ALBUQUERQUE, N.M. (KRQE) – An Albuquerque Charter School is being forced to close its doors, after racking up hundreds of thousands in debt.
But in a last ditch effort, school staff is now asking the community to help bail them out.
“I started this school in June 2006,” said Justina Montoya.
Principal Justina Montoya has been at La Resolana Leadership Academy since the beginning.
“We’ve been in operation now for 11 years,” said Montoya.
The Charter Middle School, located near Central and San Mateo, has 74 students.
Montoya said most her kids are economically disadvantaged and come to the school a few years behind where they should be.
“They’ve either fallen behind or been left behind for whatever reason and so we take them how they come in the door,” said Montoya.
But Montoya said the school will most likely have to close those doors.

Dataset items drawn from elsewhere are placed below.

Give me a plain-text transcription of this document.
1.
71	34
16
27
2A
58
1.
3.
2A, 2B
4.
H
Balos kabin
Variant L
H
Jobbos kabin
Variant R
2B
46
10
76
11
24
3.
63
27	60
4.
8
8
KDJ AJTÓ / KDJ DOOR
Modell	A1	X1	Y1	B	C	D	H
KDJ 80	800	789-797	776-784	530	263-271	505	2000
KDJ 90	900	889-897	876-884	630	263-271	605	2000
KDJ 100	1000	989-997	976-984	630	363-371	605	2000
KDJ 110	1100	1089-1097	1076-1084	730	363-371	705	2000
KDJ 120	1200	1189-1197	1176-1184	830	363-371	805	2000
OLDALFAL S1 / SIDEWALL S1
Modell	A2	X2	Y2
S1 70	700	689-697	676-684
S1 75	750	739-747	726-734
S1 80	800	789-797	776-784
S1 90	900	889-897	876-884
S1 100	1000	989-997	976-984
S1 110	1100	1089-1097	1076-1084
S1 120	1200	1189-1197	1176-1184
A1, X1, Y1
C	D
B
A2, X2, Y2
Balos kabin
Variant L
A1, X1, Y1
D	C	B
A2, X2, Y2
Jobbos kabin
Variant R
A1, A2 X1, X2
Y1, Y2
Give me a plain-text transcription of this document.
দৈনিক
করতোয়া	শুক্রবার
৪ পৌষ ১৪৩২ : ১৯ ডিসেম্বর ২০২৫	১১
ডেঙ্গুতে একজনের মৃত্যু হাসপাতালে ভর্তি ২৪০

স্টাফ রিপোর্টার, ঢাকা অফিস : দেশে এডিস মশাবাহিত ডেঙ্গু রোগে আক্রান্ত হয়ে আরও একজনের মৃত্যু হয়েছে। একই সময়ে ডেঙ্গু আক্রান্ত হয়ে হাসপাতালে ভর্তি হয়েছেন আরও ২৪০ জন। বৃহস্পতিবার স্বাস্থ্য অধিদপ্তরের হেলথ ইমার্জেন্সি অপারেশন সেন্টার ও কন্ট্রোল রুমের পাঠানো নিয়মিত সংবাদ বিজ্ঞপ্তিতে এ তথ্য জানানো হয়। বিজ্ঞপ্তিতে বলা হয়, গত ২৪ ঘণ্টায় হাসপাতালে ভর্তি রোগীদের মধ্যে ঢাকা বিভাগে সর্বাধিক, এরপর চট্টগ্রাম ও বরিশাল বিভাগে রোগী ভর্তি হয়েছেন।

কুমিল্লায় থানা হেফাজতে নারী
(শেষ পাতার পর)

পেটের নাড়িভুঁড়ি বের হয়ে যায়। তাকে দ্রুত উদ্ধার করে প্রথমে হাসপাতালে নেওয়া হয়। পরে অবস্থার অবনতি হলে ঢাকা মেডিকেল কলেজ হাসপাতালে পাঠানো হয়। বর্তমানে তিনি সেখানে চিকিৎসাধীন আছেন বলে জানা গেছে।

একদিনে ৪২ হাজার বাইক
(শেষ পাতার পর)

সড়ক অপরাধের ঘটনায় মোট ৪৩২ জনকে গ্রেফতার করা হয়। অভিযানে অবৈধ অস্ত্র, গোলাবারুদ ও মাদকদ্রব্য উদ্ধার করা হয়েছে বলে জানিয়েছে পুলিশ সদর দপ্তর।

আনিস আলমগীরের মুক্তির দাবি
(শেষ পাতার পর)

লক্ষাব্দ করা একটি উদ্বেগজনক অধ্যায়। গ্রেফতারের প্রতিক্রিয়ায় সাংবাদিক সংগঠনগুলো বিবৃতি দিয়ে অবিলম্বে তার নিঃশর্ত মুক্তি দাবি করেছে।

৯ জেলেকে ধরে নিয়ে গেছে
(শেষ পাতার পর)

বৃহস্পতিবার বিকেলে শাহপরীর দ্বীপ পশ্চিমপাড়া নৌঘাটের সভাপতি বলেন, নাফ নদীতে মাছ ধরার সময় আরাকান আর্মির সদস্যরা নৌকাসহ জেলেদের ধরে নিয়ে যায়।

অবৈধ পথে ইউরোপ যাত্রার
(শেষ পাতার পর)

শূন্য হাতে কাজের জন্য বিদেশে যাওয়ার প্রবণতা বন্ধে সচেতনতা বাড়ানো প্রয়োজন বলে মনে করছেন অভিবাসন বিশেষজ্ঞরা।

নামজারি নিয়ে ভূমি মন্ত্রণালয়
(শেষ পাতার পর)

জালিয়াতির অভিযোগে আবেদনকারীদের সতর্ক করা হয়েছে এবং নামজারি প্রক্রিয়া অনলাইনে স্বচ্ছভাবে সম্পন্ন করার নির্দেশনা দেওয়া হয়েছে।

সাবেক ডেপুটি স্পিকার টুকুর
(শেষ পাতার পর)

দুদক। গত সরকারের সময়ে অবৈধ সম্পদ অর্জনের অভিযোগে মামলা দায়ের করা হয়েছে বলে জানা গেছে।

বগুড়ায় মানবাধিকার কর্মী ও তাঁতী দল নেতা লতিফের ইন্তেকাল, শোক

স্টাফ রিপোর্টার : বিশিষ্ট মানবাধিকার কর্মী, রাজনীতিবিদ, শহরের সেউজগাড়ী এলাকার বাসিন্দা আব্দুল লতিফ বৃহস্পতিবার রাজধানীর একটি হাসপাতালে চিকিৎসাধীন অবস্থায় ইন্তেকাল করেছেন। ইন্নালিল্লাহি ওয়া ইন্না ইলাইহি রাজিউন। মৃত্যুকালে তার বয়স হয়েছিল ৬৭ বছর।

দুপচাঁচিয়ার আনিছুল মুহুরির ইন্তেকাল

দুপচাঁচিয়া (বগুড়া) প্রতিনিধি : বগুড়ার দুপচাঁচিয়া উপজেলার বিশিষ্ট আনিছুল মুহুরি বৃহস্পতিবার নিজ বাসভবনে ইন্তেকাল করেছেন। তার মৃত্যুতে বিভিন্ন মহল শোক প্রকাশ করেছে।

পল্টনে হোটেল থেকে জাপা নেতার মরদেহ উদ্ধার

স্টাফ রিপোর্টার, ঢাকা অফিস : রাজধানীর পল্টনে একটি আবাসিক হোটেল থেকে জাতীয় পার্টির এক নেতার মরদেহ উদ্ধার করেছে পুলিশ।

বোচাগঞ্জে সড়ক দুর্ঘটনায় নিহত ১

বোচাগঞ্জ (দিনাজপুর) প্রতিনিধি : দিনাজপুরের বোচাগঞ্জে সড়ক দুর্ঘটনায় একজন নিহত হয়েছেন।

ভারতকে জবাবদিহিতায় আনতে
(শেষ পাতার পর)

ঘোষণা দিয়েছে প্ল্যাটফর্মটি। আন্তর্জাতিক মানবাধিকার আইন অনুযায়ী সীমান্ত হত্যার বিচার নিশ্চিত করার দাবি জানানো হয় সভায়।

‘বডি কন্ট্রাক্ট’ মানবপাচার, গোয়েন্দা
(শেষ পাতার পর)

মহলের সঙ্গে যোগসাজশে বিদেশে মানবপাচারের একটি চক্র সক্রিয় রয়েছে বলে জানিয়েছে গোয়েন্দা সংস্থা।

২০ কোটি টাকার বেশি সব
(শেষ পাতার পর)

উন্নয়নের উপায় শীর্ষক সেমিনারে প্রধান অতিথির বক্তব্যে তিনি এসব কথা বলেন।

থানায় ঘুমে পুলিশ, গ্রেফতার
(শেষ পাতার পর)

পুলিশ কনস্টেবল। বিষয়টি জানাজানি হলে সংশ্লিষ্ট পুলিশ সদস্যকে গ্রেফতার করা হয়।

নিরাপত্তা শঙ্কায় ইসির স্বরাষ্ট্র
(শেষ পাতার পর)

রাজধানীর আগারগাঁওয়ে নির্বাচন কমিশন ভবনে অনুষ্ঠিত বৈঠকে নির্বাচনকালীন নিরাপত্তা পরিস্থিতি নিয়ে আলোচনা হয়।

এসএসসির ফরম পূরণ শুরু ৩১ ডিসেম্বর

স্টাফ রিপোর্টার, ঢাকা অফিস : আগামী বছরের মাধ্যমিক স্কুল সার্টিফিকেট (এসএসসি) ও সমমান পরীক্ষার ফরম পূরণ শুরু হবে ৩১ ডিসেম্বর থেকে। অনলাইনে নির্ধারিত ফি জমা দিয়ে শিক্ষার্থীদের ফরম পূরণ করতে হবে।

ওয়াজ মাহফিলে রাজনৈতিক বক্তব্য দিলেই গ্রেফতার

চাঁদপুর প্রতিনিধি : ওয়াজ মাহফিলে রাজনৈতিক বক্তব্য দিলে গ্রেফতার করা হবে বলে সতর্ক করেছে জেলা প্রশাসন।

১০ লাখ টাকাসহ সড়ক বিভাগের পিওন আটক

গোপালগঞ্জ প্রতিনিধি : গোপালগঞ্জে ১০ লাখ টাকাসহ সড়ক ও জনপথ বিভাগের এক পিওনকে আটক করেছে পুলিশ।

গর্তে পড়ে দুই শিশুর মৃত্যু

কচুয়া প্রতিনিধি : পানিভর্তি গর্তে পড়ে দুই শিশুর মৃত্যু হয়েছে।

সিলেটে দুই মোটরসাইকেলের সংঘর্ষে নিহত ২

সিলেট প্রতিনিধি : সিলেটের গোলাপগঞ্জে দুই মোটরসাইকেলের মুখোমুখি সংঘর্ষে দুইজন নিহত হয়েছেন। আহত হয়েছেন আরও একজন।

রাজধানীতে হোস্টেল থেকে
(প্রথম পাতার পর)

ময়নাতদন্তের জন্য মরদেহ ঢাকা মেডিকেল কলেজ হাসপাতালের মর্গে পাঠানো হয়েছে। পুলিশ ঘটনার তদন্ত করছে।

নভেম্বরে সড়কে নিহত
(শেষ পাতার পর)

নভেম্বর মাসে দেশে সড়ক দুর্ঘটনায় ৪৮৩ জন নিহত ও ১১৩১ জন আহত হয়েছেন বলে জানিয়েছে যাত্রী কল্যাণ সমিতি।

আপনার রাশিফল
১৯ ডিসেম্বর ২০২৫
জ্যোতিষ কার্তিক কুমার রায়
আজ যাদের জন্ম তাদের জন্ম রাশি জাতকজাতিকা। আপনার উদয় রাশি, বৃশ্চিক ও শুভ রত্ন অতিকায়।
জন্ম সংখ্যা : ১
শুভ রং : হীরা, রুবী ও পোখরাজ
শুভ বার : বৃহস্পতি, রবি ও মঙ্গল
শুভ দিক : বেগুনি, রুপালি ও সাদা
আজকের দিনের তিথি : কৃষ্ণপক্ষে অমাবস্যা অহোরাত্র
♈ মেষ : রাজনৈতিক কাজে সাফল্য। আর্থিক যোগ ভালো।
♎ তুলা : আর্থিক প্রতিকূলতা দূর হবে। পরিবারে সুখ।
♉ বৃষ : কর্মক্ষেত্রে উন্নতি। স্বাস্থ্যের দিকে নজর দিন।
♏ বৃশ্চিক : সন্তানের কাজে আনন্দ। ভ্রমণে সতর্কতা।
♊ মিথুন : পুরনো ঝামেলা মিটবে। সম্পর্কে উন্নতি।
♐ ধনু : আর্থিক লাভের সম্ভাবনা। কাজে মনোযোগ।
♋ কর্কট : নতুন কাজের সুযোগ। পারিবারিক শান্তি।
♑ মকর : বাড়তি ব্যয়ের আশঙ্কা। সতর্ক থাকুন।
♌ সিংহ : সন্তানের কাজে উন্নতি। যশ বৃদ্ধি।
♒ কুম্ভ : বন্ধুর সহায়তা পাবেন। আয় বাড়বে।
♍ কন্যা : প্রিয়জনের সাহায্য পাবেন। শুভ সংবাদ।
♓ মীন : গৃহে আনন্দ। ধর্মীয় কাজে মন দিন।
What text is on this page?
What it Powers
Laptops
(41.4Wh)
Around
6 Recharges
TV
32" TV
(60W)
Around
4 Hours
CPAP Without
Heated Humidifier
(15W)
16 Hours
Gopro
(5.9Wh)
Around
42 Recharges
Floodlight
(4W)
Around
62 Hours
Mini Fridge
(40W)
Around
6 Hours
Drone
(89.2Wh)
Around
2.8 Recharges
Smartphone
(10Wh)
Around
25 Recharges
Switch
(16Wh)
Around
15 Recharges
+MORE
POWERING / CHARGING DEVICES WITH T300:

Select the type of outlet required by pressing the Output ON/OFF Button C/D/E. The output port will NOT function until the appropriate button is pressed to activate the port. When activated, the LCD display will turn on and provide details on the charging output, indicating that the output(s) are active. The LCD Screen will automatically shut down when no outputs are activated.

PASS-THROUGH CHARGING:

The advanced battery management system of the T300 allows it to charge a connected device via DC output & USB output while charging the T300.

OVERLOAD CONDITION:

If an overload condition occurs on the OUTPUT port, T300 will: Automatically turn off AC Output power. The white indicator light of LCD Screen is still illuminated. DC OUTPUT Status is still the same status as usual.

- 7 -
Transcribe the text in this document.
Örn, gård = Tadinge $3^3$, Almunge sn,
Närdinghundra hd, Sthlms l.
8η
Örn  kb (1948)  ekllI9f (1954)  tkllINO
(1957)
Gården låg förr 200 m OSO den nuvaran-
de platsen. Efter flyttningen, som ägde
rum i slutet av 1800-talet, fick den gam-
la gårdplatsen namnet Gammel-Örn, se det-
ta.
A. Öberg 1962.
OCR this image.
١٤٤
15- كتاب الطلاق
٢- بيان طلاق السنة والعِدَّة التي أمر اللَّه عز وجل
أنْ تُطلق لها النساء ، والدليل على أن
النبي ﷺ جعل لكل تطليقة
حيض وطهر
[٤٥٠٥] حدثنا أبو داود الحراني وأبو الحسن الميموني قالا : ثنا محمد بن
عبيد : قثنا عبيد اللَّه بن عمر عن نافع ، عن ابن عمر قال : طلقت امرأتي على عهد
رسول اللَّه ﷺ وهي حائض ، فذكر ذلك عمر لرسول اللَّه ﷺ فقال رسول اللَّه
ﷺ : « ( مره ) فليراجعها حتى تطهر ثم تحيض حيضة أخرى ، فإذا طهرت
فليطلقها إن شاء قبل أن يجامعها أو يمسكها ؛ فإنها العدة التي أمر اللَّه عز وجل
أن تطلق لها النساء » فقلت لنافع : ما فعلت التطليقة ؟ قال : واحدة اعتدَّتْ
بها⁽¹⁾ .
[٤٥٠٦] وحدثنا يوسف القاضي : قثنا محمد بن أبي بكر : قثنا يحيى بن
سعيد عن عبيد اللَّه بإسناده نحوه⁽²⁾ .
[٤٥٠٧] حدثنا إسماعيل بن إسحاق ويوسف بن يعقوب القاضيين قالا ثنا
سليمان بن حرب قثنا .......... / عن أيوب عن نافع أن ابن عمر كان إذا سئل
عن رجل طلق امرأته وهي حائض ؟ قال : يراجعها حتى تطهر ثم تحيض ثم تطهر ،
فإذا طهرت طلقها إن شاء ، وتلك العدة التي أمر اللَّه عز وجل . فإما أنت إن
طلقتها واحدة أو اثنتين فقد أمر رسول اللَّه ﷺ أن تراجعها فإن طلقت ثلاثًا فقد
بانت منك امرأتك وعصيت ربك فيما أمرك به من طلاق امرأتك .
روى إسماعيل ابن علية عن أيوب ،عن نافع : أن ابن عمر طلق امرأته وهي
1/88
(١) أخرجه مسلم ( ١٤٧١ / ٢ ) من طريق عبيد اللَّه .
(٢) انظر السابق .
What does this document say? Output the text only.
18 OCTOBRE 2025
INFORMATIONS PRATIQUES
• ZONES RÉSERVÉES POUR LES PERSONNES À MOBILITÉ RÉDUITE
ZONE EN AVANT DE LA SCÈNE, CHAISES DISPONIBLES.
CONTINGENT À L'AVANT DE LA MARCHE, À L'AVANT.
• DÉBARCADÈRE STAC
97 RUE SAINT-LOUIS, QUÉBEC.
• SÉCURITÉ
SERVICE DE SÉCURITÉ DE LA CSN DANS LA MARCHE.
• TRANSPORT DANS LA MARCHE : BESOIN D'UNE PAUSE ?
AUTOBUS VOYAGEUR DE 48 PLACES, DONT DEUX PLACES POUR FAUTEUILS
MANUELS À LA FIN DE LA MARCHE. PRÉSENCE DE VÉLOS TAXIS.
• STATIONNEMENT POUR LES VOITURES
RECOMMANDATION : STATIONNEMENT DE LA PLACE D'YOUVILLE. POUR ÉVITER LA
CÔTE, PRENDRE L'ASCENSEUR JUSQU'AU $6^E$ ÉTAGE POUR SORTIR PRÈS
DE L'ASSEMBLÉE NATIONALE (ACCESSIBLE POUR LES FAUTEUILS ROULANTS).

That’s because it’s more than $200,000 in the red.
“Unfortunately, for the first time in 11 years, we had a deficit that was large from relocating to this location,” said Montoya.
Montoya said when they moved into a state-owned building two years ago, she didn’t realize it was in such bad shape.
“I think the one thing I would’ve done differently that I didn’t know at the time, probably would’ve been to have the building independently inspected,” said Montoya.
After spending thousands to remodel the run-down building, the school also didn’t reach its enrollment goal of 100 students.
“The kids just didn’t come and so that was really the nail on the coffin as far as our renewal this year,” said Montoya.
But Montoya and her staff said they won’t go down without one final fight. They’ve now started a GoFundMe page, asking the community for help.
The GoFundMe page comes a week after Montoya asked the Albuquerque School Board if they would renew the school’s charter, knowing the state most likely wouldn’t.
“Since the Public Education Committee is our authorizers, they’re the ones who legally have the power to close us,” said Montoya.
APS said they couldn’t take on that kind of debt.
“It breaks my heart to know these kids have worked so hard, the teachers and staff have worked so hard,” said La Resolana Teacher Joe Dan Lovato.
For Montoya and her staff, they still believe the community will come through.
“This is a one time occurrence and if we can get it resolved, we can stay open,” said Montoya. “If we can’t get it resolved, we would close and that would be a loss for our community.”
La Resolana gets high marks. It’s a “B” middle school.
But the State’s Public Education Department said every school is still expected to operate within budget.
PED said the kids can stay at the school until May.
After that, PED said it will help the students transition into new schools.